Milon und Iris

Idylle
An Herrn Lessing

Milon
Komm, Iris, komm mit mir ins Kühle, komm!
Die Geissblattlaube dort erwartet uns
In grüner Dunkelheit, und streut Geruch.
Die holde Stimme hab' ich lange nicht
Gehört, mit welcher du mir ehedem
Den Himmel öffnetest, und in mein Herz
Ruh und Vergnügen sangst. Die Musen sind
Mir auch anitzt nicht feind, sie lehren mich
Gesänge, die das Chor der Nymphen liebt,
Und die der Wiederhall im Haine singt.
Komm, lass uns singen! Komm, o meine Lust!

Iris
O Milon! wie wird mich dein Lied erfreun,
Das Liebe dich gelehrt und Grazien!
Dein Ton, indem du sprichst, ergötzt mich mehr,
Als wenn im Veilchenthal der Westwind rauscht,
Als wenn der laute Bach durch Bluhmen rinnt:
O! wie vielmehr wird mich dein Lied erfreun!
Komm in die Laube, komm! mir schlägt das Herz.

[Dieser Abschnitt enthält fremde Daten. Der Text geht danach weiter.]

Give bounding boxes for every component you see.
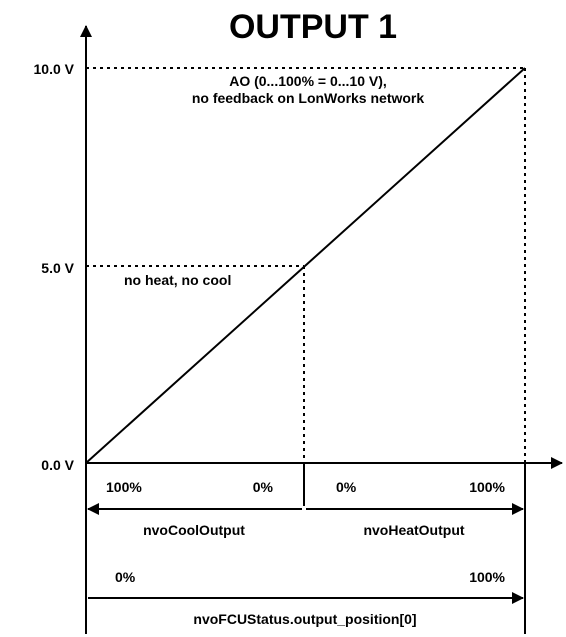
page-title: OUTPUT 1: [229, 8, 397, 46]
output-position-label: nvoFCUStatus.output_position[0]: [193, 611, 416, 627]
annotation-ao-line2: no feedback on LonWorks network: [192, 90, 425, 106]
cool-right-label: 0%: [253, 479, 274, 495]
position-left-label: 0%: [115, 569, 136, 585]
cool-output-label: nvoCoolOutput: [143, 522, 245, 538]
y-tick-label-10v: 10.0 V: [34, 61, 75, 77]
y-tick-label-5v: 5.0 V: [41, 260, 74, 276]
guide-lines: [86, 67, 526, 463]
output-line: [85, 67, 526, 464]
annotation-ao-line1: AO (0...100% = 0...10 V),: [229, 73, 387, 89]
position-right-label: 100%: [469, 569, 505, 585]
heat-right-label: 100%: [469, 479, 505, 495]
heat-output-label: nvoHeatOutput: [363, 522, 464, 538]
cool-left-label: 100%: [106, 479, 142, 495]
heat-left-label: 0%: [336, 479, 357, 495]
annotation-no-heat-no-cool: no heat, no cool: [124, 272, 231, 288]
y-tick-label-0v: 0.0 V: [41, 457, 74, 473]
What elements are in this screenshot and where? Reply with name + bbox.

Sie gingen fröhlich hin, und Milon sang:

Milon
O Wiederhall, der meine Pein erfuhr,
Als Iris spröde war,
Vernimm nun auch mein unaussprechlich Glück,
Und breit' es aus: Sie liebet mich!

Sie liebet mich: wer ist so froh als ich?
Wer ist so schön als sie?
Aurora, die in rosenfarbner Tracht
Vom Himmel sieht, ist nicht so schön.

Iris
Auch du bist schön, auch du erfreust mein Herz!
Die Ros' ist nicht so schön,
Voll Silberthau, die zarte Lilje nicht,
Vom Morgenroth gefärbt, als du!

Milon
Wenn in dem Teich das Bild des Gartens hängt,
Und jedes blühnden Baums,
Um den ein Heer von Schmetterlingen sich
Mit hundertfarb'gen Flügeln jagt.

Denn freu' ich mich; doch wenn im Rosenkranz
Am Ufer Iris geht:
Alsdann seh' ich des Gartens Bildniss nicht:
Dann seh' ich nur ihr Bild und sie.

Iris
Schön ist der Bach, wenn Zephyrs Fittig drauf
Der Bäume Blüthen weht;
Die Silberflut, auf ihre Decke stolz,
Rauscht froh dahin, und hauchet Duft.

Doch schöner ists, wenn sanfter Wind die Flut
Von Milons finsterm Haar
Mit Blüthen und mit goldnen Veilchen schmückt:
Dann fliess', o Bach! ich seh' sein Haar!

Milon
O, welch ein Glück ist treue Liebe! Wenn
Dein sanftes Auge sagt,
Dass du mich liebst, denn seh' ich aufwärts hin,
Zum Sitze der Unsterblichen.

Ich seufze denn, und Thränen fliessen mir
Vom Aug'; ich dank' entzückt
Dem Himmel für mein Glück, und bitte nicht
Um Schätze, nur um Ruh und dich.

O! sey mir stets, was du mir itzo bist,
Mein Reichthum, Glück und Ruhm!
Mit dir ist mir die finstre Wüste schön,
Und, ohne dich, die Welt ein Grab.

Iris
Wenn mir dein Auge sagt, dass du mich liebst,
Dann fühl' ich auch mein Glück;
Geschwinder läuft mein Blut, der Busen wallt,
All meine Sinnen sind Gefühl.

Ich suche dann einsame Gänge, wo
Nichts die Gedanken stört.
Ich seh' dein Bild, und seufze sehnsuchtsvoll,
Und dank' dem Himmel für mein Glück.

Sey mir auch stets, was du mir itzo bist,
Mein Wunsch, mein Trost, mein Ruhm!
Mit dir ist mir die finstre Wüste schön,
Und, ohne dich, die Welt ein Grab. -

Indem sie sangen, schwieg der Wind im Hain,
Der Himmel hörte zu, das Volk der Luft
Lauscht' auf ihr Lied, versteckt in dunkles Laub.
Die kleine Lalage lauscht' auch darauf

Im krausen Schatten vom Gebüsch, und sprang
Hervor, und sprach bewegt: Itzt hab' ich euch
Belauscht! recht sehr belauscht! ihr singet schön!
Sie seufzt', und die Brust empörte sich. -

Was seufzest du? warum bist du bewegt?
Fragt' Iris. Aber sie erröthete
Und seufzt', und wollte nicht gestehn, warum.